Immunoglobulin (Ig) G4-related hypophysitis is an emerging clinical entity, which is characterized by an elevated serum IgG4 concentration and infiltration of IgG4-positive plasma cells in the pituitary. Although some criteria for its diagnosis have been proposed, they have not been fully established. In particular, differential diagnosis from secondary chronic inflammation including granulomatosis with polyangiitis (GPA) is difficult in some cases. We describe central diabetes insipidus with pituitary swelling exhibiting infiltration of IgG4-positive cells.

Patient

A 43-year-old woman in the remission stage of GPA presented with sudden-onset polyuria and polydipsia. Pituitary magnetic resonance imaging revealed swelling of the anterior and posterior pituitary and stalk, with heterogeneous gadolinium enhancement and disappearance of the high signal intensity of the posterior pituitary.
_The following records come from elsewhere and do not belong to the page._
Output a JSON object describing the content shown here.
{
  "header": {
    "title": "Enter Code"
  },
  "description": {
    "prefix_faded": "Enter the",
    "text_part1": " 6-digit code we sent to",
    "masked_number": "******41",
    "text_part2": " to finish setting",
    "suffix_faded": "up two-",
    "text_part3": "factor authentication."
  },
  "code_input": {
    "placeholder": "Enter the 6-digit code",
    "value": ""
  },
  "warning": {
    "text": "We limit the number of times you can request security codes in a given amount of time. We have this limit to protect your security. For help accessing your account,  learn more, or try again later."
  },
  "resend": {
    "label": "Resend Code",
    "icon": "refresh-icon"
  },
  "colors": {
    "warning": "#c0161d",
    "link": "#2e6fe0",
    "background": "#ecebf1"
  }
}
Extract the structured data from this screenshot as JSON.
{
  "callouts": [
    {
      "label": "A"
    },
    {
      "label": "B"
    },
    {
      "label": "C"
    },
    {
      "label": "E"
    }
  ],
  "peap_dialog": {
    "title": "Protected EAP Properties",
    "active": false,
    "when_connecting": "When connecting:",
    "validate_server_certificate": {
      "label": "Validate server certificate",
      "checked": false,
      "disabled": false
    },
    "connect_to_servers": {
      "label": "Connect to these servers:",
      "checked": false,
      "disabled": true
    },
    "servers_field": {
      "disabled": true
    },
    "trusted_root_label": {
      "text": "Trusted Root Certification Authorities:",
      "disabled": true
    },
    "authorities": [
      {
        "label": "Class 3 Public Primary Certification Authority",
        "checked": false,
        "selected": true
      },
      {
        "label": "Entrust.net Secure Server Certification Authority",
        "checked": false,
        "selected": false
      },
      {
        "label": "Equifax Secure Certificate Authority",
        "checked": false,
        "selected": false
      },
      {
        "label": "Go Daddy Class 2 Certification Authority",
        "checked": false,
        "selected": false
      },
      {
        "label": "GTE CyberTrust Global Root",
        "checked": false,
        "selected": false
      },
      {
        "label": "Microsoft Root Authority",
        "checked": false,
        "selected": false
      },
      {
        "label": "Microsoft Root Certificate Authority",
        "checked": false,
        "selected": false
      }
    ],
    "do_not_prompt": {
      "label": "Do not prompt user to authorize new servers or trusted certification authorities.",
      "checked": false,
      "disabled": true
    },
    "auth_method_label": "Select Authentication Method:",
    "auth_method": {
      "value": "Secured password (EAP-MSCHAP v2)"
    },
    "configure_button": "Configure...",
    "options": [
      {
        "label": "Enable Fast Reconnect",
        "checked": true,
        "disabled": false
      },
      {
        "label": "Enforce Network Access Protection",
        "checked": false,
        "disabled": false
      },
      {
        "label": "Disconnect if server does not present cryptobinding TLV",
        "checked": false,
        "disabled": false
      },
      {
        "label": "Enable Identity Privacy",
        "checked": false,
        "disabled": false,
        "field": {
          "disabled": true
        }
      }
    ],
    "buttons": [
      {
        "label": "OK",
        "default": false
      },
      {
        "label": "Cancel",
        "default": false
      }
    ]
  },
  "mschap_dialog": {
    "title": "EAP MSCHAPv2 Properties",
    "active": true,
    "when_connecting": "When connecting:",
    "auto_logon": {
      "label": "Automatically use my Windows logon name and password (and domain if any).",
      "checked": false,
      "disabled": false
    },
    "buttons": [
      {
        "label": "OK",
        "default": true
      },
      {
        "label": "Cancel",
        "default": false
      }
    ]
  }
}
Evaluation of biochemical markers for GPA suggested that the disease activity was well-controlled. Endocrinological examination revealed the presence of central diabetes insipidus and growth hormone deficiency. Pituitary biopsy specimen showed IgG4-positive cells, with a 43 % IgG4+/IgG+ ratio, which met the criteria for IgG4-related hypophysitis. However, substantial infiltration of polymorphonuclear neutrophils with giant cells was also noted, resulting in a final diagnosis of pituitary involvement of GPA.

Conclusion

These results suggest that pituitary involvement of GPA should be taken into account for the differential diagnosis of IgG4-related hypophysitis.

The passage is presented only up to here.